In any event much of Pop’s life has been and continues to be about standing up for the little guy, and this essay is a shining example of that.
The other thing that strikes me is the power of the memory that is able to call this many details back from the events of sixty years ago. These memories are coming from roughly three times longer than I’ve been alive and the man still remembers the first names, last names, and order at the table of everyone involved. Pretty damn incredible.
From Pop:

Hey Kevin,

Your supposition is correct.  You may recall that when I enlisted rather than being drafted into the Army, AT&T showed me as abandoning the job.  During the three and a half years that I was gone, AT&T did not give me full credit for the raises that had been granted to other active employees.  When I returned in 1945 I was at least $4 or $5 behind the employees who never served.

 At the same time, one of the most popular radio programs, and later on television, AT&T sponsored The Bell Telephone Hour and bragged about how they missed the boys who were overseas.  The net result is that AT&T was cutting corners and when I determined that this was the case, I offered my membership to the Federation of Long Lines Telephone Employees, the union. 
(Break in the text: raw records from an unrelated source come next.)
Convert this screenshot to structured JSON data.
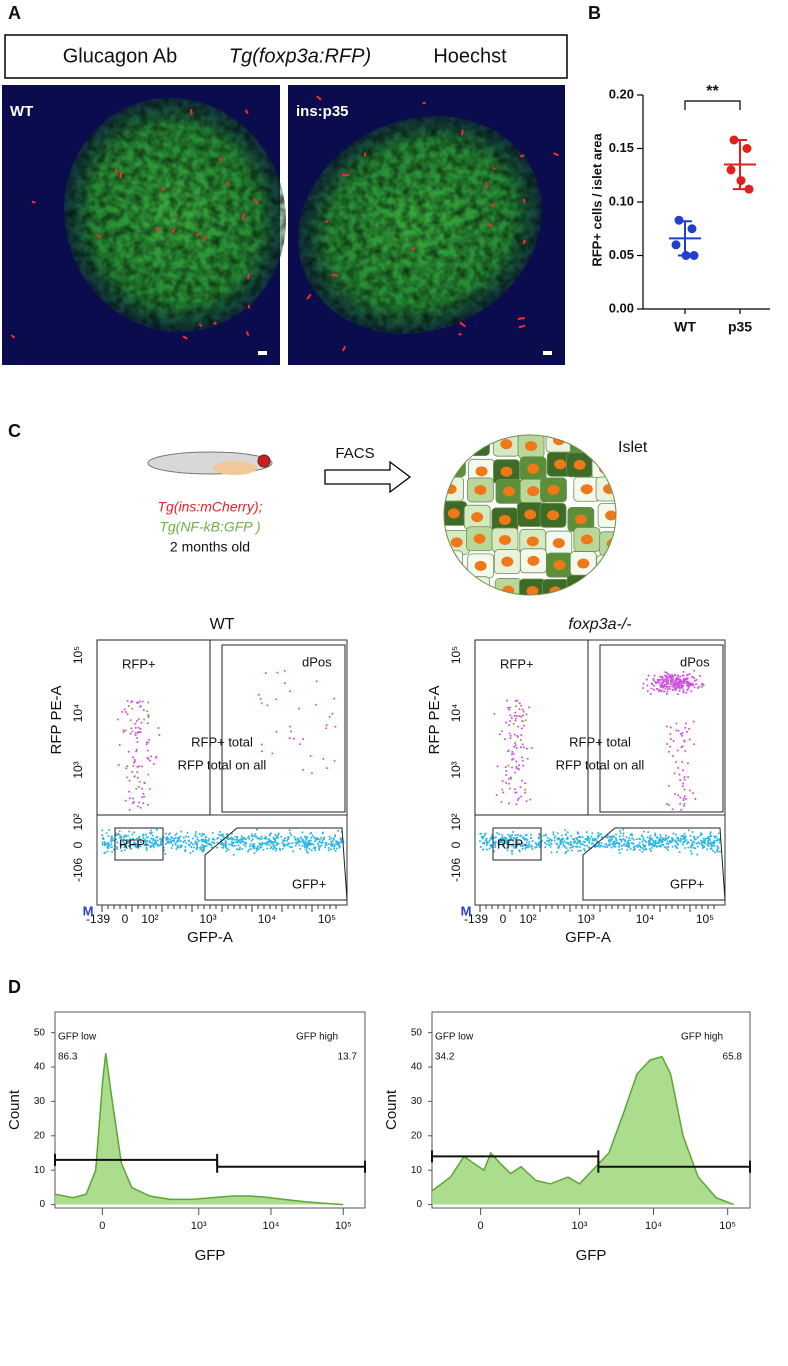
{
  "panel_labels": [
    "A",
    "B",
    "C",
    "D"
  ],
  "panel_a": {
    "legend": [
      "Glucagon Ab",
      "Tg(foxp3a:RFP)",
      "Hoechst"
    ],
    "images": [
      "WT",
      "ins:p35"
    ]
  },
  "panel_c": {
    "fish_labels": [
      "Tg(ins:mCherry);",
      "Tg(NF-kB:GFP )",
      "2 months old"
    ],
    "arrow_label": "FACS",
    "islet_label": "Islet",
    "flow_plots": [
      {
        "title": "WT",
        "y_label": "RFP PE-A",
        "x_label": "GFP-A",
        "y_ticks": [
          "10⁵",
          "10⁴",
          "10³",
          "10²",
          "0",
          "-106"
        ],
        "x_ticks": [
          "-139",
          "0",
          "10²",
          "10³",
          "10⁴",
          "10⁵"
        ],
        "gates": [
          "RFP+",
          "dPos",
          "RFP+ total",
          "RFP total on all",
          "RFP-",
          "GFP+"
        ],
        "marker": "M"
      },
      {
        "title": "foxp3a-/-",
        "y_label": "RFP PE-A",
        "x_label": "GFP-A",
        "y_ticks": [
          "10⁵",
          "10⁴",
          "10³",
          "10²",
          "0",
          "-106"
        ],
        "x_ticks": [
          "-139",
          "0",
          "10²",
          "10³",
          "10⁴",
          "10⁵"
        ],
        "gates": [
          "RFP+",
          "dPos",
          "RFP+ total",
          "RFP total on all",
          "RFP-",
          "GFP+"
        ],
        "marker": "M"
      }
    ]
  },
  "chart_data": [
    {
      "type": "scatter",
      "y_label": "RFP+ cells / islet area",
      "annotation": "**",
      "categories": [
        "WT",
        "p35"
      ],
      "values": [
        [
          0.083,
          0.075,
          0.06,
          0.05,
          0.05
        ],
        [
          0.158,
          0.15,
          0.13,
          0.12,
          0.112
        ]
      ],
      "colors": [
        "#1f3fcf",
        "#e0201c"
      ],
      "means": [
        0.066,
        0.135
      ],
      "sd": [
        0.016,
        0.023
      ],
      "ylim": [
        0,
        0.2
      ],
      "yticks": [
        {
          "value": 0,
          "label": "0.00"
        },
        {
          "value": 0.05,
          "label": "0.05"
        },
        {
          "value": 0.1,
          "label": "0.10"
        },
        {
          "value": 0.15,
          "label": "0.15"
        },
        {
          "value": 0.2,
          "label": "0.20"
        }
      ]
    },
    {
      "type": "area",
      "x_label": "GFP",
      "y_label": "Count",
      "color": "#9ed67a",
      "xscale": "biexponential",
      "x": [
        -200,
        -100,
        -50,
        -20,
        0,
        10,
        30,
        60,
        100,
        200,
        400,
        800,
        1500,
        3000,
        5000,
        8000,
        15000,
        30000,
        60000,
        100000
      ],
      "values": [
        3,
        2,
        3,
        10,
        35,
        44,
        30,
        12,
        5,
        2.5,
        1.5,
        1.5,
        2,
        2.5,
        2.5,
        2.2,
        1.5,
        0.8,
        0.3,
        0
      ],
      "xlim": [
        -200,
        200000
      ],
      "ylim": [
        -1,
        56
      ],
      "xticks": [
        0,
        {
          "value": 1000,
          "label": "10³"
        },
        {
          "value": 10000,
          "label": "10⁴"
        },
        {
          "value": 100000,
          "label": "10⁵"
        }
      ],
      "yticks": [
        0,
        10,
        20,
        30,
        40,
        50
      ],
      "gates": [
        {
          "name": "GFP low",
          "percent": 86.3,
          "x": [
            -200,
            1800
          ],
          "y": 13
        },
        {
          "name": "GFP high",
          "percent": 13.7,
          "x": [
            1800,
            200000
          ],
          "y": 11
        }
      ]
    },
    {
      "type": "area",
      "x_label": "GFP",
      "y_label": "Count",
      "color": "#9ed67a",
      "xscale": "biexponential",
      "x": [
        -200,
        -100,
        -50,
        -20,
        10,
        30,
        60,
        100,
        150,
        250,
        400,
        700,
        1000,
        1500,
        2500,
        4000,
        6000,
        9000,
        13000,
        17000,
        25000,
        40000,
        70000,
        120000
      ],
      "values": [
        4,
        8,
        14,
        12,
        10,
        15,
        12,
        9,
        11,
        7,
        6,
        8,
        6,
        10,
        15,
        27,
        38,
        42,
        43,
        38,
        20,
        8,
        2,
        0
      ],
      "xlim": [
        -200,
        200000
      ],
      "ylim": [
        -1,
        56
      ],
      "xticks": [
        0,
        {
          "value": 1000,
          "label": "10³"
        },
        {
          "value": 10000,
          "label": "10⁴"
        },
        {
          "value": 100000,
          "label": "10⁵"
        }
      ],
      "yticks": [
        0,
        10,
        20,
        30,
        40,
        50
      ],
      "gates": [
        {
          "name": "GFP low",
          "percent": 34.2,
          "x": [
            -200,
            1800
          ],
          "y": 14
        },
        {
          "name": "GFP high",
          "percent": 65.8,
          "x": [
            1800,
            200000
          ],
          "y": 11
        }
      ]
    }
  ]
}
Clearly AT&T was bragging about how they were concerned about the boys in service but that did not keeping them from screwing those who had enlisted.

Now about remembering the names of those on both bargaining committees.  There are reasons for me to remember the names.  Gil Jones was an older fellow who went out of his way to tell me that Vern Bagnell would soon be offering me a management job.  And he bought the drinks that night.

Vern Bagnell who was an engineers engineer, nonetheless succeeded in promoting me from a position on the union bargaining committee to a low level management job.  This was the only case that I have ever heard of where such a thing happened.  Bagnell must have been a magician to get this through the top brass at AT&T. 

Bevo Swango was a down home kind of guy whom I very much enjoyed debating with.

And Claude Ballinger, the man who lighted his nose, was a special case.  He was as dumb as a bagful of doorknobs.

On the union side, I have many reasons to remember our bargaining team.  Joe Darling was my roommate on several occasions.  Carl Peters asked me to nominate him for the top job.  Ernie Locknane and Averill Hildebrand were two lovely women who sided with me when showdowns occurred.  There is one other member of the union team named John Lotz.  John was a bitter, bitter fellow who attended only about 30% of the bargaining sessions.  How he ever got elected to the bargaining committee remains a great mystery to me.

As for the company note taker named Bill, I never even learned his last name I realize that this is reaching back 61 years but somehow those names are stamped on my memory and I will probably be reciting those name when I finally croak.